The configured parser tokenizes, lemmatizes, tags named entities, and joins tokens linked by Universal Dependencies v2 labels fixed, flat, compound, and compound:prt. Five backends are available through Config.preprocessor:

value	Needs	Strength
`"none"` (default)	nothing	Whitespace tokenize + lowercase; zero dependencies, runs out of the box
`"static"`	`nltk` only	Deterministic curated-list pass; no parser
`"spacy"`	`[spacy]` extra and a model	Fastest parser; best NER; 0% `fixed` or `compound:prt` recall
`"corenlp"`	`[corenlp]` extra and Java 8+	Paper-exact; 76% syntactic MWE recall; best JVM thread scaling
`"stanza"`	`[stanza]` extra	Python-native; 57% syntactic MWE recall; slowest on CPU

The default, "none", does no parsing — it just splits on whitespace and lowercases. It is the zero-friction starting point and is the right choice when your input is already tokenized, or when you simply want to try the package; Phase 2 and Word2Vec still produce useful dictionaries. The parser backends add value when you want their Phase 1a signals: lemmatization (so the seed integrity matches integrities/integrated) and NER masking (so firm names like Apple are replaced with [NER:TYPE] placeholders and cannot enter a dictionary). For paper-faithful Phase 1a, choose "corenlp"; for a fast Java-free parser, choose "spacy".

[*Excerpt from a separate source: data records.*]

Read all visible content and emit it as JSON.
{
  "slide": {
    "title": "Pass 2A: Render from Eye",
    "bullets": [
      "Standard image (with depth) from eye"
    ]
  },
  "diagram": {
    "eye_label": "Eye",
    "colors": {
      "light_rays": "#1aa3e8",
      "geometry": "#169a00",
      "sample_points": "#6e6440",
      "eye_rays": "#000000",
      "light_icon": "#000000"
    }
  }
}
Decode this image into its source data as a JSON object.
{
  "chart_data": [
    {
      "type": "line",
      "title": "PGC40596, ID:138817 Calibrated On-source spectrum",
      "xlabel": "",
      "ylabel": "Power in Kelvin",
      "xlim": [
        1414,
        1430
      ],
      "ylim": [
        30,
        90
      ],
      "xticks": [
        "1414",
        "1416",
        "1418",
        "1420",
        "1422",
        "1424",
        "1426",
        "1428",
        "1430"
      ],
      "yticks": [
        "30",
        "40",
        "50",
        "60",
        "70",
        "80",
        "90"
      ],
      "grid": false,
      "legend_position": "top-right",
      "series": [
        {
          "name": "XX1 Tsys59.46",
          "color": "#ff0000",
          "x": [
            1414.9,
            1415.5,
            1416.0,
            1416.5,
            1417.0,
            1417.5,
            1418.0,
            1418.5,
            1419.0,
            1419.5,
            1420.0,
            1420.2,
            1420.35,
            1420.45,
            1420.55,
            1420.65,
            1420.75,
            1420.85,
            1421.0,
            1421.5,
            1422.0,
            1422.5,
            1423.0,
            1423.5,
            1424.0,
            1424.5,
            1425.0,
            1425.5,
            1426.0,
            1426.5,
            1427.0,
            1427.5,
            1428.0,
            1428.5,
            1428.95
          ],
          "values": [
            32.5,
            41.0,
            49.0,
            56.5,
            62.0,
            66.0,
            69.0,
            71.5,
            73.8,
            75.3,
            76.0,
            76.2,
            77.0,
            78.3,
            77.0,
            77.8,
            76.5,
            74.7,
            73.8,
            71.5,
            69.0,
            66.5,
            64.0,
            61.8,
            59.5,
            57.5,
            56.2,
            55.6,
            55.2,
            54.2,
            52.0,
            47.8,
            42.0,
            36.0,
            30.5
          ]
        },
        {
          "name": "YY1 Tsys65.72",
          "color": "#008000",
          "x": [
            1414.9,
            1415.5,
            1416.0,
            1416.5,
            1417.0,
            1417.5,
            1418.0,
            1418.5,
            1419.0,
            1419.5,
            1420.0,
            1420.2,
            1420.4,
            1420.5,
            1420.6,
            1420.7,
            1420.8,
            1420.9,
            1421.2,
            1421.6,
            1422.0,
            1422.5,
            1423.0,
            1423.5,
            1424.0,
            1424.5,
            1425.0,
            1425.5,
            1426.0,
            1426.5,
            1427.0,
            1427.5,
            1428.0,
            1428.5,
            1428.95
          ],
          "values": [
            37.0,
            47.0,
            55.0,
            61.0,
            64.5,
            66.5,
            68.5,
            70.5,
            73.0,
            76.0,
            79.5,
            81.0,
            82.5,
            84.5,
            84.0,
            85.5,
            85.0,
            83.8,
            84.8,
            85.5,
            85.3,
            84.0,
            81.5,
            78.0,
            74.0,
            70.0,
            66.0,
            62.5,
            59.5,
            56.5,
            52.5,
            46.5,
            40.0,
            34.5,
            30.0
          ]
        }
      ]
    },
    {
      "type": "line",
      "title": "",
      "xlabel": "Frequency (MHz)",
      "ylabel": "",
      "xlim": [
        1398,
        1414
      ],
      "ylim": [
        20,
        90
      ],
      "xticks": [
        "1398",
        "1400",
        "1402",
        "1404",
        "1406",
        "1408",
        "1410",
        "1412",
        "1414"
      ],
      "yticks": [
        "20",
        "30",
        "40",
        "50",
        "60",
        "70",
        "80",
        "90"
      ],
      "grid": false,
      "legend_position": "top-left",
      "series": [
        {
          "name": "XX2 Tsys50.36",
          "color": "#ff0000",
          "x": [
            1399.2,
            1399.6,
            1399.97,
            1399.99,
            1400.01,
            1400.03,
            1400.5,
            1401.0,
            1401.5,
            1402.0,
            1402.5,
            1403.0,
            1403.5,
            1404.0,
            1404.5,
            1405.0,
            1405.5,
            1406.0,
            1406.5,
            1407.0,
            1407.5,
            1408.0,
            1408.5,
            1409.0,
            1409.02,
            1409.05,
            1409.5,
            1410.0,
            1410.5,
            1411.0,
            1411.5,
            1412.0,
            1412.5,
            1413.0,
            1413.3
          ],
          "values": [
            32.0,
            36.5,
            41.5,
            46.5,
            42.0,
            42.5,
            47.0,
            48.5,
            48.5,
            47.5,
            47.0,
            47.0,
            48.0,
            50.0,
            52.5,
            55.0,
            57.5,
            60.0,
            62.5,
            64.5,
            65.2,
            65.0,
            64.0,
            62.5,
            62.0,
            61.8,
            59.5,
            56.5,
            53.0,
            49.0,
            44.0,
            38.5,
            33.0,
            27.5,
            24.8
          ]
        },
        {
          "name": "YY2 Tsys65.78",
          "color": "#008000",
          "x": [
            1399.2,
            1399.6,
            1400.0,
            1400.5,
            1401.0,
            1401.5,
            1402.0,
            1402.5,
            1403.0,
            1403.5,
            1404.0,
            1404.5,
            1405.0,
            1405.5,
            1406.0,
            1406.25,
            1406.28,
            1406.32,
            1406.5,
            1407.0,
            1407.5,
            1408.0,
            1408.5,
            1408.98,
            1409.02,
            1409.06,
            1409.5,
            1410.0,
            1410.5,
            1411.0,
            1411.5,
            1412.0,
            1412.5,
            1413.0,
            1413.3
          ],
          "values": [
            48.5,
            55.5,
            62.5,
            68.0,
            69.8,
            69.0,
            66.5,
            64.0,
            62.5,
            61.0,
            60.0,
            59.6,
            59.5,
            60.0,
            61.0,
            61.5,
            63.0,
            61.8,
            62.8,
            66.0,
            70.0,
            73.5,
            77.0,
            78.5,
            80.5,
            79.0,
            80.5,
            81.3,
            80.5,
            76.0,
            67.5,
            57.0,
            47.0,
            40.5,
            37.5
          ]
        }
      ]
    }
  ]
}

Phase 1b: optional static MWE list¶

After the main preprocessor runs, a curated MWE list (Config.mwe_list) can join anything the parser missed. The packaged "finance" list is a hand-curated ~246-entry file of UD fixed prepositional phrases and earnings-call jargon. Pass mwe_list="finance" to opt in.

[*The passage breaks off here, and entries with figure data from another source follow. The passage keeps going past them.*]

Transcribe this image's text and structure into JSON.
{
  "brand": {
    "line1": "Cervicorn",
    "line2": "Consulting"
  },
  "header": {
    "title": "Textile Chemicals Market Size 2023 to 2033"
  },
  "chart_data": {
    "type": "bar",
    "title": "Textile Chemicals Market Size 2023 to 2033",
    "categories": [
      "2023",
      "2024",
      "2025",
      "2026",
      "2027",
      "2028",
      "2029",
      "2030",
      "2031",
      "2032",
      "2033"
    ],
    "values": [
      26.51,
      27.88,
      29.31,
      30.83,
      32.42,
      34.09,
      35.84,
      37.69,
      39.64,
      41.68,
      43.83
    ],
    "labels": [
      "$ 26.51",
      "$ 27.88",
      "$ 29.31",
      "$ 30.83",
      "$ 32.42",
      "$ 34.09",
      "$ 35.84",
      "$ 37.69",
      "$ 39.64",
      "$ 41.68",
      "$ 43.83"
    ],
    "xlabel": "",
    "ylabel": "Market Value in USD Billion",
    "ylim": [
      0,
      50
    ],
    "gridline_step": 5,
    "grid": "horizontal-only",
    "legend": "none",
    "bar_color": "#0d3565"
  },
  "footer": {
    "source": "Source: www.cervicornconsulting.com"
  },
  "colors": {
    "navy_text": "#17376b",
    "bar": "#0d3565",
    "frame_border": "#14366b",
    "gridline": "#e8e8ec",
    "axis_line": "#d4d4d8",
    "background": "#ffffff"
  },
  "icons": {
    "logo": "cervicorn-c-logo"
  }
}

Phase 2: statistical, gensim Phrases¶

After cleaning, gensim's Phrases runs one bigram pass and (by default) one trigram pass on the corpus itself. It learns high-frequency co-occurrences that no parser will flag, because they are collocations rather than grammatical units.

What each phase catches¶

The two phases are complementary because they rely on different signals:

MWE	Caught by	Why
`customer_commitment`	Phase 1a	UD `compound` between two nouns
`with_respect_to`	Phase 1a	UD `fixed` prepositional phrase
`roll_out`	Phase 1a	UD `compound:prt` phrasal verb
`forward_looking_statement`	Phase 2	High-frequency collocation, no UD label
`fourth_quarter`	Phase 2	Domain collocation, no UD label

Phase 1a is grammar-driven and catches syntactic patterns that appear once or twice in the corpus. Phase 2 is frequency-driven and catches idiomatic phrasings that occur often enough to dominate their constituent words' co-occurrence statistics. Phase 2 runs by default; Phase 1a is enabled by choosing a parser backend (spacy, corenlp, or stanza). The full benchmark behind this design, including NER quality and throughput numbers, lives in Preprocessor comparison.